Doctoral Dissertations

Date of Award

5-2022

Degree Type

Dissertation

Degree Name

Doctor of Philosophy

Major

Physics

Major Professor

Yuri V. Efremenko

Committee Members

Jason P. Hayward, Yuri A. Kamyshkov, Anthony Mezzacappa, W. Raphael Hix

Abstract

The COHERENT Collaboration is an experimental effort to make the first measurement of coherent elastic neutrino-nucleus scattering (CE𝜈NS). The Spallation Neutron Source (SNS) at Oak Ridge National Laboratory provides an intense, timed source of neutrinos from the decay of pions and muons produced during the spallation of mercury by 1 GeV protons generated in a particle accelerator. COHERENT seeks to make an unambiguous measurement by using a variety of low-threshold detectors capable of measuring the low-energy nuclear recoils resulting from CE𝜈NS interactions. This already challenging task is further complicated with the presence of backgrounds. Consequently, we must seek to reduce and understand our backgrounds as well as possible. A background measurement campaign of dedicated detectors has been deployed to study these backgrounds at the SNS. One such background is inelastic neutrino-nucleus neutron production, which produces nuclear recoils of similar energy and time structure as CE𝜈NS events.

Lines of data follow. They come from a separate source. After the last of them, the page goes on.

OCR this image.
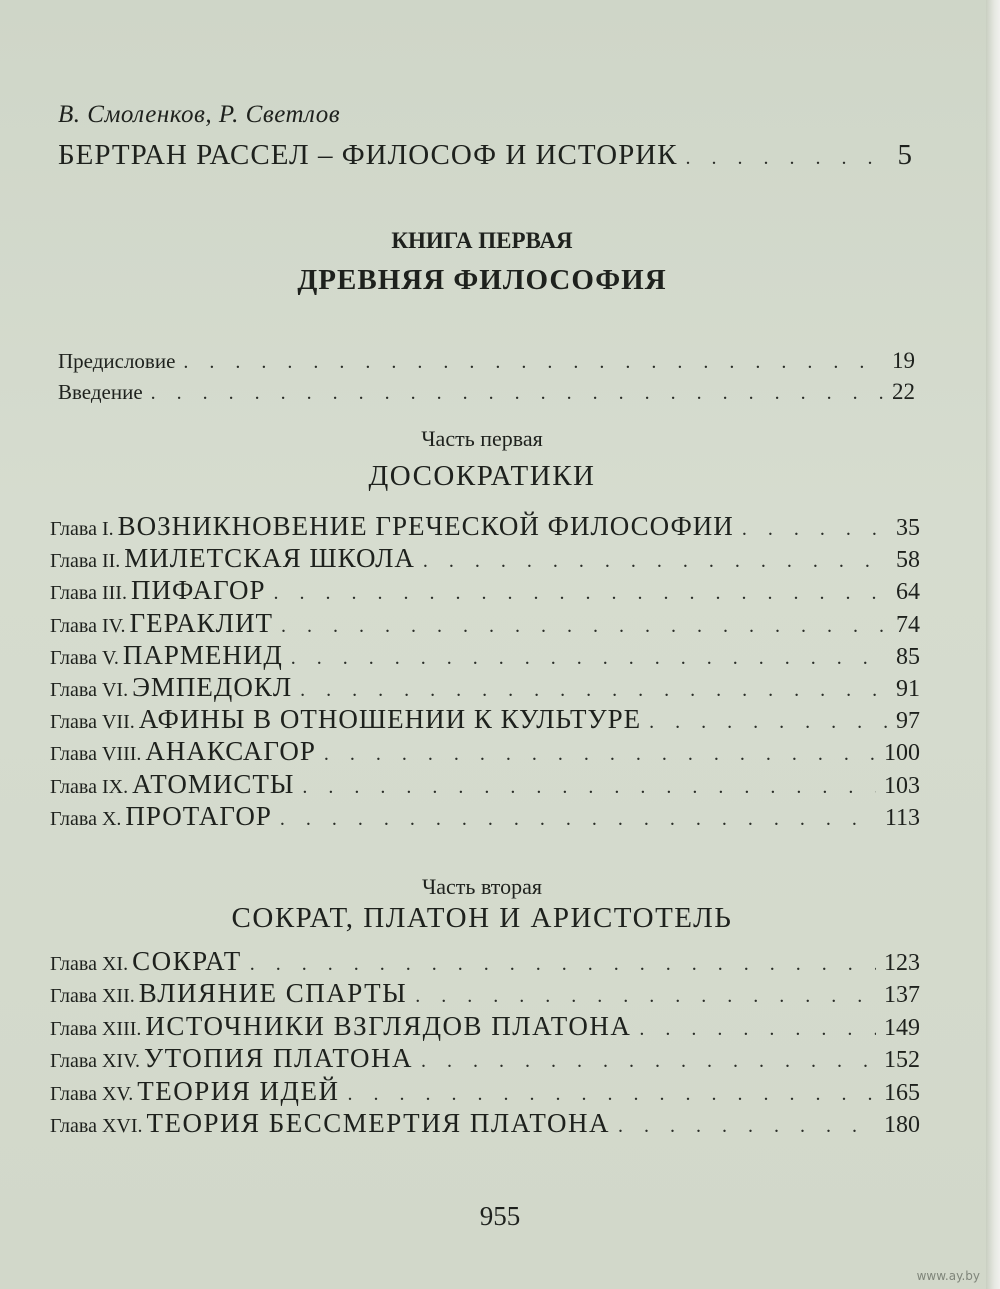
В. Смоленков, Р. Светлов
БЕРТРАН РАССЕЛ – ФИЛОСОФ И ИСТОРИК . . .	5
КНИГА ПЕРВАЯ
ДРЕВНЯЯ ФИЛОСОФИЯ
Предисловие . . .	19
Введение . . .	22
Часть первая
ДОСОКРАТИКИ
Глава I. ВОЗНИКНОВЕНИЕ ГРЕЧЕСКОЙ ФИЛОСОФИИ . . .	35
Глава II. МИЛЕТСКАЯ ШКОЛА . . .	58
Глава III. ПИФАГОР . . .	64
Глава IV. ГЕРАКЛИТ . . .	74
Глава V. ПАРМЕНИД . . .	85
Глава VI. ЭМПЕДОКЛ . . .	91
Глава VII. АФИНЫ В ОТНОШЕНИИ К КУЛЬТУРЕ . . .	97
Глава VIII. АНАКСАГОР . . .	100
Глава IX. АТОМИСТЫ . . .	103
Глава X. ПРОТАГОР . . .	113
Часть вторая
СОКРАТ, ПЛАТОН И АРИСТОТЕЛЬ
Глава XI. СОКРАТ . . .	123
Глава XII. ВЛИЯНИЕ СПАРТЫ . . .	137
Глава XIII. ИСТОЧНИКИ ВЗГЛЯДОВ ПЛАТОНА . . .	149
Глава XIV. УТОПИЯ ПЛАТОНА . . .	152
Глава XV. ТЕОРИЯ ИДЕЙ . . .	165
Глава XVI. ТЕОРИЯ БЕССМЕРТИЯ ПЛАТОНА . . .	180
955
www.ay.by
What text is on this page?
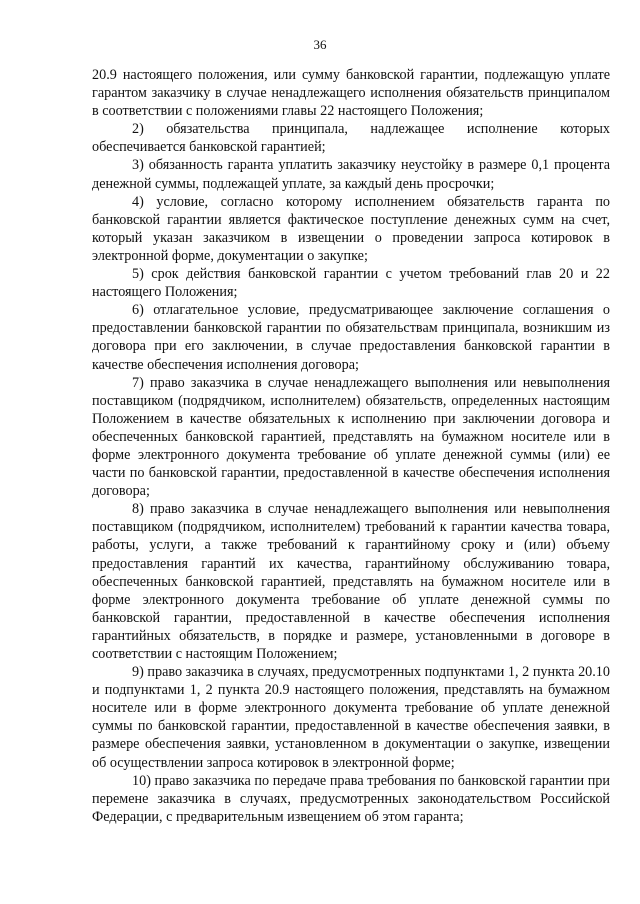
36

20.9 настоящего положения, или сумму банковской гарантии, подлежащую уплате гарантом заказчику в случае ненадлежащего исполнения обязательств принципалом в соответствии с положениями главы 22 настоящего Положения;

2) обязательства принципала, надлежащее исполнение которых обеспечивается банковской гарантией;

3) обязанность гаранта уплатить заказчику неустойку в размере 0,1 процента денежной суммы, подлежащей уплате, за каждый день просрочки;

4) условие, согласно которому исполнением обязательств гаранта по банковской гарантии является фактическое поступление денежных сумм на счет, который указан заказчиком в извещении о проведении запроса котировок в электронной форме, документации о закупке;

5) срок действия банковской гарантии с учетом требований глав 20 и 22 настоящего Положения;

6) отлагательное условие, предусматривающее заключение соглашения о предоставлении банковской гарантии по обязательствам принципала, возникшим из договора при его заключении, в случае предоставления банковской гарантии в качестве обеспечения исполнения договора;

7) право заказчика в случае ненадлежащего выполнения или невыполнения поставщиком (подрядчиком, исполнителем) обязательств, определенных настоящим Положением в качестве обязательных к исполнению при заключении договора и обеспеченных банковской гарантией, представлять на бумажном носителе или в форме электронного документа требование об уплате денежной суммы (или) ее части по банковской гарантии, предоставленной в качестве обеспечения исполнения договора;

8) право заказчика в случае ненадлежащего выполнения или невыполнения поставщиком (подрядчиком, исполнителем) требований к гарантии качества товара, работы, услуги, а также требований к гарантийному сроку и (или) объему предоставления гарантий их качества, гарантийному обслуживанию товара, обеспеченных банковской гарантией, представлять на бумажном носителе или в форме электронного документа требование об уплате денежной суммы по банковской гарантии, предоставленной в качестве обеспечения исполнения гарантийных обязательств, в порядке и размере, установленными в договоре в соответствии с настоящим Положением;

9) право заказчика в случаях, предусмотренных подпунктами 1, 2 пункта 20.10 и подпунктами 1, 2 пункта 20.9 настоящего положения, представлять на бумажном носителе или в форме электронного документа требование об уплате денежной суммы по банковской гарантии, предоставленной в качестве обеспечения заявки, в размере обеспечения заявки, установленном в документации о закупке, извещении об осуществлении запроса котировок в электронной форме;

10) право заказчика по передаче права требования по банковской гарантии при перемене заказчика в случаях, предусмотренных законодательством Российской Федерации, с предварительным извещением об этом гаранта;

Inelastic neutrino-nucleus interactions are not well studied, and neutrino-induced neutron production has yet to be measured. Cross-sections predicted from nuclear theory are computationally impossible to be calculated exactly for large nuclei and differ by as much as 30% between different models. The cross-section for neutrino-induced neutrons for large nuclei such as lead, an element commonly used in shielding material, is predicted to be comparable to the cross-section for CE𝜈NS. In addition to complimenting the detection of CE𝜈NS, this measurement is of interest to nuclear theory, supernova neutrino interactions and detection, and understanding backgrounds for all neutrino experiments at the SNS. Currently there are two detector modules containing lead and iron targets located 20 meters from the SNS neutrino source equipped with liquid scintillator cells for the detection of neutrino induced neutrons.